Spalding was here. She had seen him behind the windows of his old house, just fleetingly. Out of cowardice she had fooled herself into thinking it was the figure of some domestic helper there. She had felt his presence and could feel it still. He could not hurt her, she did not think. The attempt to crush the life out of her on the road in Northumberland had been the first and last he had been able to make. He could not hurt her because all his power was consumed at present by his efforts to lure back his boat. He was subduing and bewildering Martin and his father. He was somehow blocking the vessel’s bristling array of instruments. He was shifting, by some demonic sorcery, seventy tons of wood and steel with some urgency through the silent ocean. But when he got aboard the Dark Echo, with Magnus and Martin in thrall to him, she felt that he would be powerful again. He would flex the insectile muscles Jane had spoken of with such distaste. And then, at his leisure, she supposed that he would take delight and relish in dealing finally with her.

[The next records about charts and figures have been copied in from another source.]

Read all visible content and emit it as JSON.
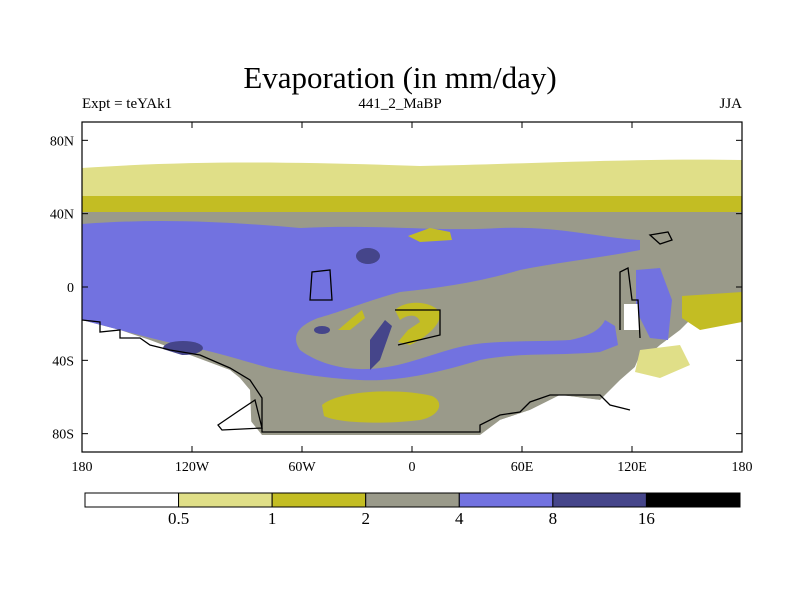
{
  "chart_data": {
    "type": "heatmap",
    "title": "Evaporation (in mm/day)",
    "subtitle_left": "Expt = teYAk1",
    "subtitle_center": "441_2_MaBP",
    "subtitle_right": "JJA",
    "x_range": [
      -180,
      180
    ],
    "y_range": [
      -90,
      90
    ],
    "x_ticks": [
      {
        "value": -180,
        "label": "180"
      },
      {
        "value": -120,
        "label": "120W"
      },
      {
        "value": -60,
        "label": "60W"
      },
      {
        "value": 0,
        "label": "0"
      },
      {
        "value": 60,
        "label": "60E"
      },
      {
        "value": 120,
        "label": "120E"
      },
      {
        "value": 180,
        "label": "180"
      }
    ],
    "y_ticks": [
      {
        "value": 80,
        "label": "80N"
      },
      {
        "value": 40,
        "label": "40N"
      },
      {
        "value": 0,
        "label": "0"
      },
      {
        "value": -40,
        "label": "40S"
      },
      {
        "value": -80,
        "label": "80S"
      }
    ],
    "colorbar": {
      "levels": [
        "0.5",
        "1",
        "2",
        "4",
        "8",
        "16"
      ],
      "colors": [
        "#ffffff",
        "#e0df88",
        "#c3bd23",
        "#9a9a8a",
        "#7272e0",
        "#45458a",
        "#000000"
      ]
    }
  }
}
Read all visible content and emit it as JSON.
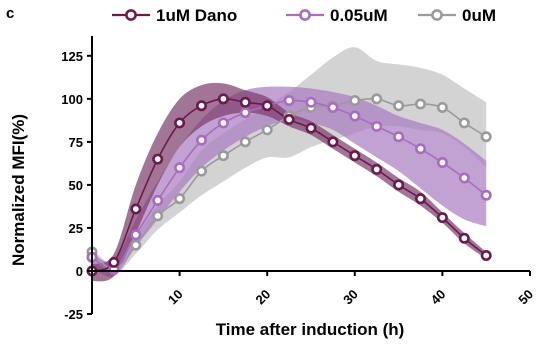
{
  "panel_label": "c",
  "chart_data": {
    "type": "line",
    "xlabel": "Time after induction (h)",
    "ylabel": "Normalized MFI(%)",
    "xlim": [
      0,
      50
    ],
    "ylim": [
      -25,
      140
    ],
    "xticks": [
      "10",
      "20",
      "30",
      "40",
      "50"
    ],
    "yticks": [
      "-25",
      "0",
      "25",
      "50",
      "75",
      "100",
      "125"
    ],
    "legend_position": "top",
    "series": [
      {
        "name": "1uM Dano",
        "color": "#6b1a4e",
        "band_color": "#7a3a6a",
        "x": [
          0,
          2.5,
          5,
          7.5,
          10,
          12.5,
          15,
          17.5,
          20,
          22.5,
          25,
          27.5,
          30,
          32.5,
          35,
          37.5,
          40,
          42.5,
          45
        ],
        "y": [
          0,
          5,
          36,
          65,
          86,
          96,
          100,
          98,
          96,
          88,
          83,
          75,
          67,
          59,
          50,
          42,
          31,
          19,
          9
        ],
        "lower": [
          -6,
          -3,
          22,
          50,
          72,
          84,
          90,
          92,
          90,
          84,
          79,
          71,
          63,
          55,
          46,
          38,
          28,
          16,
          7
        ],
        "upper": [
          4,
          10,
          50,
          80,
          100,
          108,
          109,
          105,
          101,
          92,
          87,
          79,
          71,
          63,
          54,
          46,
          34,
          22,
          11
        ]
      },
      {
        "name": "0.05uM",
        "color": "#a86bbf",
        "band_color": "#a87bbf",
        "x": [
          0,
          2.5,
          5,
          7.5,
          10,
          12.5,
          15,
          17.5,
          20,
          22.5,
          25,
          27.5,
          30,
          32.5,
          35,
          37.5,
          40,
          42.5,
          45
        ],
        "y": [
          8,
          1,
          21,
          41,
          60,
          76,
          86,
          92,
          96,
          99,
          98,
          95,
          90,
          84,
          78,
          71,
          63,
          54,
          44
        ],
        "lower": [
          2,
          -3,
          14,
          30,
          46,
          60,
          70,
          78,
          84,
          88,
          86,
          82,
          74,
          66,
          58,
          48,
          38,
          30,
          26
        ],
        "upper": [
          10,
          6,
          30,
          52,
          72,
          88,
          99,
          105,
          107,
          107,
          106,
          104,
          101,
          96,
          90,
          86,
          82,
          74,
          64
        ]
      },
      {
        "name": "0uM",
        "color": "#9a9a9a",
        "band_color": "#c4c4c4",
        "x": [
          0,
          2.5,
          5,
          7.5,
          10,
          12.5,
          15,
          17.5,
          20,
          22.5,
          25,
          27.5,
          30,
          32.5,
          35,
          37.5,
          40,
          42.5,
          45
        ],
        "y": [
          11,
          1,
          15,
          32,
          42,
          58,
          67,
          75,
          82,
          90,
          95,
          96,
          99,
          100,
          96,
          97,
          95,
          86,
          78
        ],
        "lower": [
          8,
          -2,
          10,
          24,
          34,
          44,
          52,
          60,
          66,
          66,
          72,
          76,
          80,
          84,
          84,
          82,
          80,
          72,
          60
        ],
        "upper": [
          13,
          4,
          20,
          38,
          52,
          70,
          80,
          88,
          96,
          104,
          114,
          124,
          130,
          122,
          120,
          118,
          114,
          106,
          98
        ]
      }
    ]
  }
}
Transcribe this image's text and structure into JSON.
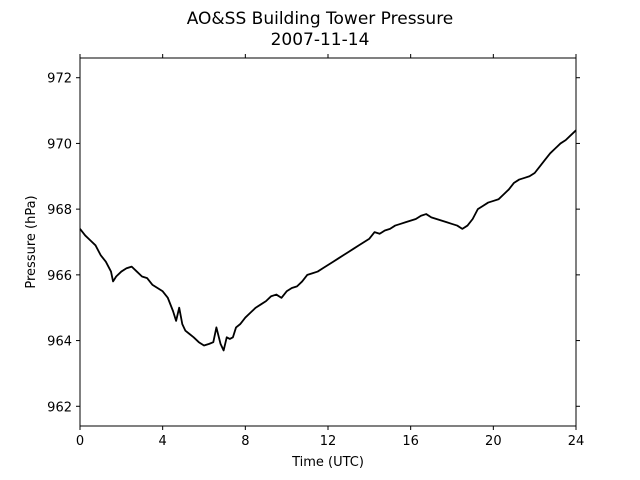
{
  "chart_data": {
    "type": "line",
    "title": "AO&SS Building Tower Pressure",
    "subtitle": "2007-11-14",
    "xlabel": "Time (UTC)",
    "ylabel": "Pressure (hPa)",
    "xlim": [
      0,
      24
    ],
    "ylim": [
      961.4,
      972.6
    ],
    "x_ticks": [
      0,
      4,
      8,
      12,
      16,
      20,
      24
    ],
    "y_ticks": [
      962,
      964,
      966,
      968,
      970,
      972
    ],
    "grid": false,
    "line_color": "#000000",
    "series": [
      {
        "x": [
          0,
          0.25,
          0.5,
          0.75,
          1.0,
          1.25,
          1.5,
          1.6,
          1.75,
          2.0,
          2.25,
          2.5,
          2.75,
          3.0,
          3.25,
          3.5,
          3.75,
          4.0,
          4.25,
          4.5,
          4.65,
          4.8,
          4.95,
          5.1,
          5.3,
          5.5,
          5.75,
          6.0,
          6.25,
          6.45,
          6.6,
          6.8,
          6.95,
          7.1,
          7.25,
          7.4,
          7.55,
          7.75,
          8.0,
          8.25,
          8.5,
          8.75,
          9.0,
          9.25,
          9.5,
          9.75,
          10.0,
          10.25,
          10.5,
          10.75,
          11.0,
          11.25,
          11.5,
          11.75,
          12.0,
          12.25,
          12.5,
          12.75,
          13.0,
          13.25,
          13.5,
          13.75,
          14.0,
          14.25,
          14.5,
          14.75,
          15.0,
          15.25,
          15.5,
          15.75,
          16.0,
          16.25,
          16.5,
          16.75,
          17.0,
          17.25,
          17.5,
          17.75,
          18.0,
          18.25,
          18.5,
          18.75,
          19.0,
          19.25,
          19.5,
          19.75,
          20.0,
          20.25,
          20.5,
          20.75,
          21.0,
          21.25,
          21.5,
          21.75,
          22.0,
          22.25,
          22.5,
          22.75,
          23.0,
          23.25,
          23.5,
          23.75,
          24.0
        ],
        "y": [
          967.4,
          967.2,
          967.05,
          966.9,
          966.6,
          966.4,
          966.1,
          965.8,
          965.95,
          966.1,
          966.2,
          966.25,
          966.1,
          965.95,
          965.9,
          965.7,
          965.6,
          965.5,
          965.3,
          964.9,
          964.6,
          965.0,
          964.5,
          964.3,
          964.2,
          964.1,
          963.95,
          963.85,
          963.9,
          963.95,
          964.4,
          963.9,
          963.7,
          964.1,
          964.05,
          964.1,
          964.4,
          964.5,
          964.7,
          964.85,
          965.0,
          965.1,
          965.2,
          965.35,
          965.4,
          965.3,
          965.5,
          965.6,
          965.65,
          965.8,
          966.0,
          966.05,
          966.1,
          966.2,
          966.3,
          966.4,
          966.5,
          966.6,
          966.7,
          966.8,
          966.9,
          967.0,
          967.1,
          967.3,
          967.25,
          967.35,
          967.4,
          967.5,
          967.55,
          967.6,
          967.65,
          967.7,
          967.8,
          967.85,
          967.75,
          967.7,
          967.65,
          967.6,
          967.55,
          967.5,
          967.4,
          967.5,
          967.7,
          968.0,
          968.1,
          968.2,
          968.25,
          968.3,
          968.45,
          968.6,
          968.8,
          968.9,
          968.95,
          969.0,
          969.1,
          969.3,
          969.5,
          969.7,
          969.85,
          970.0,
          970.1,
          970.25,
          970.4
        ]
      }
    ]
  }
}
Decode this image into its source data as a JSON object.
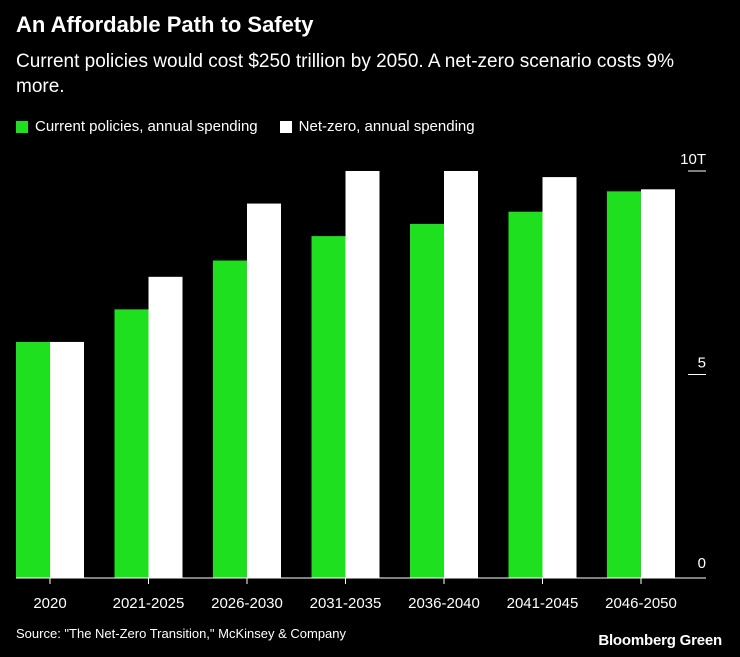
{
  "header": {
    "title": "An Affordable Path to Safety",
    "subtitle": "Current policies would cost $250 trillion by 2050. A net-zero scenario costs 9% more."
  },
  "colors": {
    "current": "#1fe01f",
    "netzero": "#ffffff",
    "background": "#000000"
  },
  "chart_data": {
    "type": "bar",
    "title": "An Affordable Path to Safety",
    "subtitle": "Current policies would cost $250 trillion by 2050. A net-zero scenario costs 9% more.",
    "categories": [
      "2020",
      "2021-2025",
      "2026-2030",
      "2031-2035",
      "2036-2040",
      "2041-2045",
      "2046-2050"
    ],
    "series": [
      {
        "name": "Current policies, annual spending",
        "values": [
          5.8,
          6.6,
          7.8,
          8.4,
          8.7,
          9.0,
          9.5
        ]
      },
      {
        "name": "Net-zero, annual spending",
        "values": [
          5.8,
          7.4,
          9.2,
          10.0,
          10.0,
          9.85,
          9.55
        ]
      }
    ],
    "ylim": [
      0,
      10
    ],
    "yticks": [
      {
        "value": 10,
        "label": "10T"
      },
      {
        "value": 5,
        "label": "5"
      },
      {
        "value": 0,
        "label": "0"
      }
    ],
    "xlabel": "",
    "ylabel": "",
    "grid": false,
    "legend_position": "top-left"
  },
  "footer": {
    "source": "Source: \"The Net-Zero Transition,\" McKinsey & Company",
    "brand": "Bloomberg Green"
  }
}
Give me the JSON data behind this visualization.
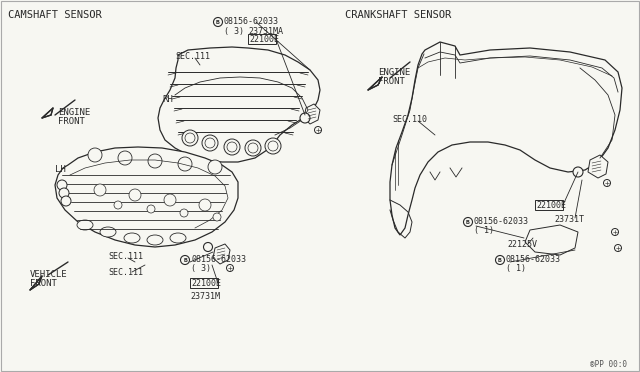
{
  "bg_color": "#f7f7f2",
  "line_color": "#2a2a2a",
  "text_color": "#2a2a2a",
  "section_label_left": "CAMSHAFT SENSOR",
  "section_label_right": "CRANKSHAFT SENSOR",
  "footer": "®PP 00:0",
  "fs_section": 7.5,
  "fs_label": 6.5,
  "fs_part": 6.0,
  "fs_small": 5.5
}
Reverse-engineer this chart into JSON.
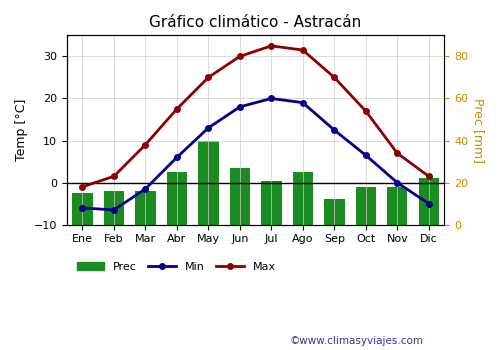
{
  "title": "Gráfico climático - Astracán",
  "months": [
    "Ene",
    "Feb",
    "Mar",
    "Abr",
    "May",
    "Jun",
    "Jul",
    "Ago",
    "Sep",
    "Oct",
    "Nov",
    "Dic"
  ],
  "temp_max": [
    -1,
    1.5,
    9,
    17.5,
    25,
    30,
    32.5,
    31.5,
    25,
    17,
    7,
    1.5
  ],
  "temp_min_vals": [
    -6,
    -6.5,
    -1.5,
    6,
    13,
    18,
    20,
    19,
    12.5,
    6.5,
    0,
    -5
  ],
  "prec": [
    15,
    16,
    16,
    25,
    40,
    27,
    21,
    25,
    12,
    18,
    18,
    22
  ],
  "prec_bar_color": "#1a8c22",
  "line_max_color": "#8b0000",
  "line_min_color": "#00008b",
  "background_color": "#ffffff",
  "grid_color": "#cccccc",
  "ylabel_left": "Temp [°C]",
  "ylabel_right": "Prec [mm]",
  "ylim_left": [
    -10,
    35
  ],
  "ylim_right": [
    0,
    90
  ],
  "right_tick_color": "#cc8800",
  "watermark": "©www.climasyviajes.com",
  "legend_prec": "Prec",
  "legend_min": "Min",
  "legend_max": "Max",
  "figsize": [
    5.0,
    3.5
  ],
  "dpi": 100
}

She walked the short distance from the museum to the Hesketh Arms. She sat at a table and used her mobile phone to get the number for the police at Southport from directory enquiries. She asked if there was an officer designated to handle cold crimes and closed her eyes and prayed that there was.

‘How cold?’ said a jocular voice.

‘Eighty years.’

There was a pause. ‘Goodness, that is chilly. That’s not so much felony, madam, as history.’

‘It’s murder, is what it is,’ Suzanne said. Her tone must have conveyed some of the seriousness and anger she was feeling.

‘Wait a moment,’ the voice said. ‘I’ll patch you through to Mr Hodge.’

She had been hoping for a Wright or a Rimmer or a Halsall. She knew the names from her genealogy work on the northern comic. She had said a short prayer to herself in the hope of a really local man to listen to what she had to say. Hodge was about as good as she could have wished for, though. And now she silently thanked God for that. There were Hodges from around here in the Domesday Book. They had cultivated the land at Hundred End and Ormskirk a thousand years ago. The word itself was the Viking word for farmer. It helped to know the land, Suzanne thought, if you were going to be excavating it. Her appointment with Mr Hodge of the Southport Division of the Merseyside Cold Crimes Squad was made for nine thirty the following morning.